В государственном морозе
Натянул я нос «весне»:
Днесь не будут тебе бози
Инии разве мене!
Покорил я Русь под нози,
Будто витязь на войне, —
И не будут тебе бози
Инии разве мене!
Витте тащится в обозе,
Я ж гарцую на коне…
Нет! Не будут тебе бози
Инии разве мене!
Как хорош я в этой позе,
Не приснится и во сне…
Верь: не будут тебе бози
Инии разве мене!
Шлю угрозу на угрозе
Сей и оной стороне:
Пусть не будут тебе бози
Инии разве мене!
Тех повешу на березе,
Этих вздерну на сосне…
Врешь! Не будут тебе бози
Инии разве мене!
Пулемет в огромной дозе —
Вот спасение казне!
Не помогут тебе бози
Инии разве мене!
Суд – в акимовском психозе,
Кремль – в дубасовском огне…
Да не будут тебе бози
Инии разве мене!
Пресса – в мертвенном гипнозе,
Как утопленник на дне…
Ну-ка, ну-ка! где вы, бози,
Инии разве мене?
Соберу я дани мнози —
Где овсом, где на зерне, —
Но заплатят тебе… бози
Инии разве мене!
Не свезти на целом возе,
Что проклятий слышно мне…
Всё ж – не будут тебе бози
Инии разве мене!
Чести больше и в навозе,
Смысла больше и во пне…
А не будут тебе бози
Инии разве мене!
Брань гремит в стихах и прозе
Даже всей моей родне, —
Но не будут тебе бози
Инии разве мене!»
Декабрь 1905 или январь 1906
Акафист смутителю неподобному Сергию Каменноостровскому, во графех сущу и славу вселенскую вельми приявшему, государственной магии профессору, всего Петрограда обер-кувыркателю и, префокусныя колена творяй, царедворцу
Коими похвальными венцы уязвем смутителя?

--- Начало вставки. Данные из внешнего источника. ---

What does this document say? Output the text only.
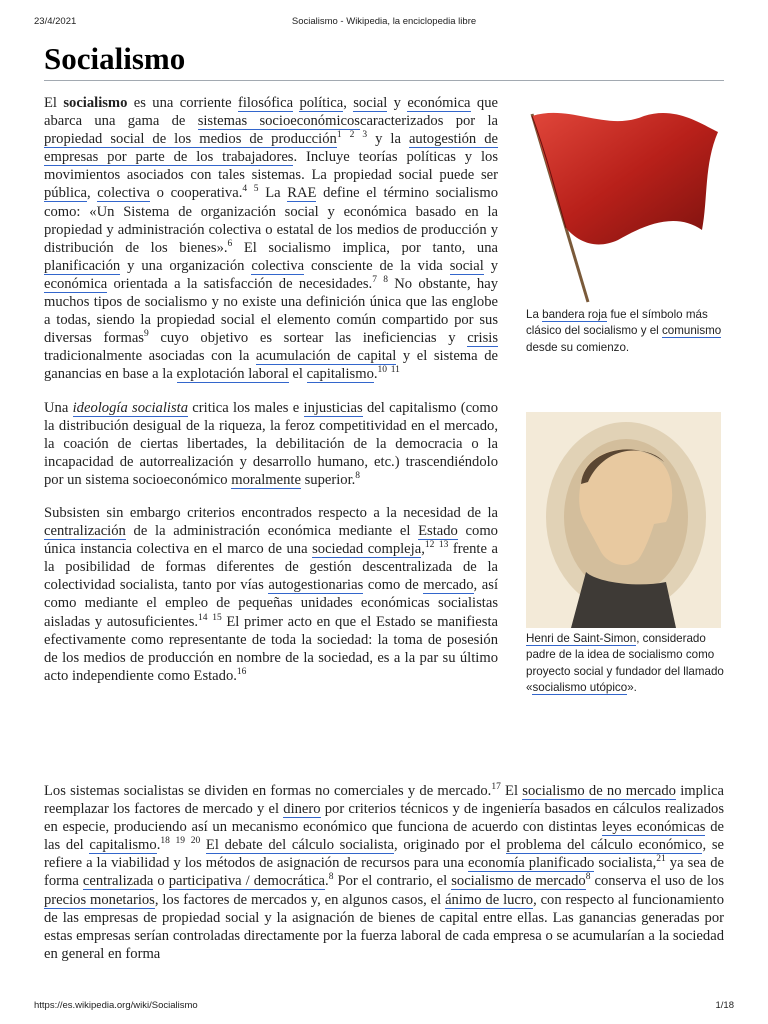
23/4/2021	Socialismo - Wikipedia, la enciclopedia libre
Socialismo

El socialismo es una corriente filosófica política, social y económica que abarca una gama de sistemas socioeconómicoscaracterizados por la propiedad social de los medios de producción$^1$ $^2$ $^3$ y la autogestión de empresas por parte de los trabajadores. Incluye teorías políticas y los movimientos asociados con tales sistemas. La propiedad social puede ser pública, colectiva o cooperativa.$^4$ $^5$ La RAE define el término socialismo como: «Un Sistema de organización social y económica basado en la propiedad y administración colectiva o estatal de los medios de producción y distribución de los bienes».$^6$ El socialismo implica, por tanto, una planificación y una organización colectiva consciente de la vida social y económica orientada a la satisfacción de necesidades.$^7$ $^8$ No obstante, hay muchos tipos de socialismo y no existe una definición única que las englobe a todas, siendo la propiedad social el elemento común compartido por sus diversas formas$^9$ cuyo objetivo es sortear las ineficiencias y crisis tradicionalmente asociadas con la acumulación de capital y el sistema de ganancias en base a la explotación laboral el capitalismo.$^{10}$ $^{11}$

Una ideología socialista critica los males e injusticias del capitalismo (como la distribución desigual de la riqueza, la feroz competitividad en el mercado, la coación de ciertas libertades, la debilitación de la democracia o la incapacidad de autorrealización y desarrollo humano, etc.) trascendiéndolo por un sistema socioeconómico moralmente superior.$^8$

Subsisten sin embargo criterios encontrados respecto a la necesidad de la centralización de la administración económica mediante el Estado como única instancia colectiva en el marco de una sociedad compleja,$^{12}$ $^{13}$ frente a la posibilidad de formas diferentes de gestión descentralizada de la colectividad socialista, tanto por vías autogestionarias como de mercado, así como mediante el empleo de pequeñas unidades económicas socialistas aisladas y autosuficientes.$^{14}$ $^{15}$ El primer acto en que el Estado se manifiesta efectivamente como representante de toda la sociedad: la toma de posesión de los medios de producción en nombre de la sociedad, es a la par su último acto independiente como Estado.$^{16}$

La bandera roja fue el símbolo más clásico del socialismo y el comunismo desde su comienzo.
Henri de Saint-Simon, considerado padre de la idea de socialismo como proyecto social y fundador del llamado «socialismo utópico».

Los sistemas socialistas se dividen en formas no comerciales y de mercado.$^{17}$ El socialismo de no mercado implica reemplazar los factores de mercado y el dinero por criterios técnicos y de ingeniería basados en cálculos realizados en especie, produciendo así un mecanismo económico que funciona de acuerdo con distintas leyes económicas de las del capitalismo.$^{18}$ $^{19}$ $^{20}$ El debate del cálculo socialista, originado por el problema del cálculo económico, se refiere a la viabilidad y los métodos de asignación de recursos para una economía planificado socialista,$^{21}$ ya sea de forma centralizada o participativa / democrática.$^8$ Por el contrario, el socialismo de mercado$^8$ conserva el uso de los precios monetarios, los factores de mercados y, en algunos casos, el ánimo de lucro, con respecto al funcionamiento de las empresas de propiedad social y la asignación de bienes de capital entre ellas. Las ganancias generadas por estas empresas serían controladas directamente por la fuerza laboral de cada empresa o se acumularían a la sociedad en general en forma

https://es.wikipedia.org/wiki/Socialismo	1/18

Плотию в Петербурге суща, но циркулярно всех достигающа, всех предателя и отступника и всех скорбных заточителя и от всех сущих в бедах затворенное убежище, Российскаго бесчестия столпа, лицемерных поборника? Его же ради шатания, Дурново Россию разложи, вопияй: позвольте выпороть вашу милость!